Let $A$ be a unital $C^*$-algebra and $a ∈ A$ arbitrary. I have already shown that for $a ∈ \text{Inv}(A)$, we have $|a| := \sqrt{a^*a} ∈ \text{Inv}(A)$, so we can indeed, for $a ∈ \text{Inv}(A)$, define $u := a|a|^{-1}$ so that $a = u|a|$. (I see that we are essentially 'normalising' the element $a$, insofar as that is meaningful here.)
Now we can just compute:
$$u^{-1} = |a|a^{-1} = \sqrt{a^*a}a^{-1} = (a^*)^{\frac{1}{2}}a^{\frac{1}{2}}a^{-1} = (a^*)^{\frac{1}{2}}a^{-\frac{1}{2}} = \sqrt{a^*a^{-1}} $$ and $$u^* = (a|a|^{-1})^* = (|a|^{-1})^*a^* = \left(\left(\sqrt{a^*a}\right)^{-1}\right)^*a^* = \left((a^*a)^{-\frac{1}{2}}\right)^*a^* = (a^*a)^{-\frac{1}{2}}a^* = a^{-\frac{1}{2}}(a^*)^{\frac{1}{2}} = (a^{-1})^{\frac{1}{2}}(a^*)^{\frac{1}{2}} = \sqrt{a^{-1}a^*} $$
So apparently, if $u$ is to be unitary (i.e., $u^* = u^{-1}$), we must have that $a^{-1}$ commutes with $a^*$, but I see no reason to assume that.

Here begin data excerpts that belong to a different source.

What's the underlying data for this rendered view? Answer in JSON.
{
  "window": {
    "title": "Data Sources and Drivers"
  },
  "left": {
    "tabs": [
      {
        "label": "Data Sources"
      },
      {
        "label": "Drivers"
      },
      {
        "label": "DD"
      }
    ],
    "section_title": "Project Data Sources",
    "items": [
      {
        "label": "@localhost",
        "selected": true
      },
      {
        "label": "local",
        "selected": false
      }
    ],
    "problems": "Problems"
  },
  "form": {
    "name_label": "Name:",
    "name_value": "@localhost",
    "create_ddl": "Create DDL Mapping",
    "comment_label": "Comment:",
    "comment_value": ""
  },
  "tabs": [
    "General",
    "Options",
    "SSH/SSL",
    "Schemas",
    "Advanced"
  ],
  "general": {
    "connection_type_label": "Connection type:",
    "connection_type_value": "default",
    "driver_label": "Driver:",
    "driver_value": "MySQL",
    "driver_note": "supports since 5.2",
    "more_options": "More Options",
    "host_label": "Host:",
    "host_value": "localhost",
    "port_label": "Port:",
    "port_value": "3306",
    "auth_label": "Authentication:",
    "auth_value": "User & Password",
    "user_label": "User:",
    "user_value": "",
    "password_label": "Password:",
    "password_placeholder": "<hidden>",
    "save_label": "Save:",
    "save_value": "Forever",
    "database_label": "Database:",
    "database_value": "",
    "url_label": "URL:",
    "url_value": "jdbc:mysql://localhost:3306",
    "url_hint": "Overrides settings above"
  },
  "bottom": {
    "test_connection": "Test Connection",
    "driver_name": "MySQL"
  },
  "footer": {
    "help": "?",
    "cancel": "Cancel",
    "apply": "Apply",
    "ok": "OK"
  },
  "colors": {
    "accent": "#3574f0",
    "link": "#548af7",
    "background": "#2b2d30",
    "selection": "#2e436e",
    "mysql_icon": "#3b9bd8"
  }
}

Yes, $u:=|a|a^{-1}$ is unitary. To prove it one computes $$ u^*u = (a^*)^{-1}|a|^2a^{-1}= $$$$=(a^*)^{-1}a^*aa^{-1}= 1, $$ while $$ uu^* = |a|a^{-1}(a^*)^{-1}|a|= $$$$ =|a|(a^*a)^{-1}|a| =|a||a|^{-2}|a|=1.$$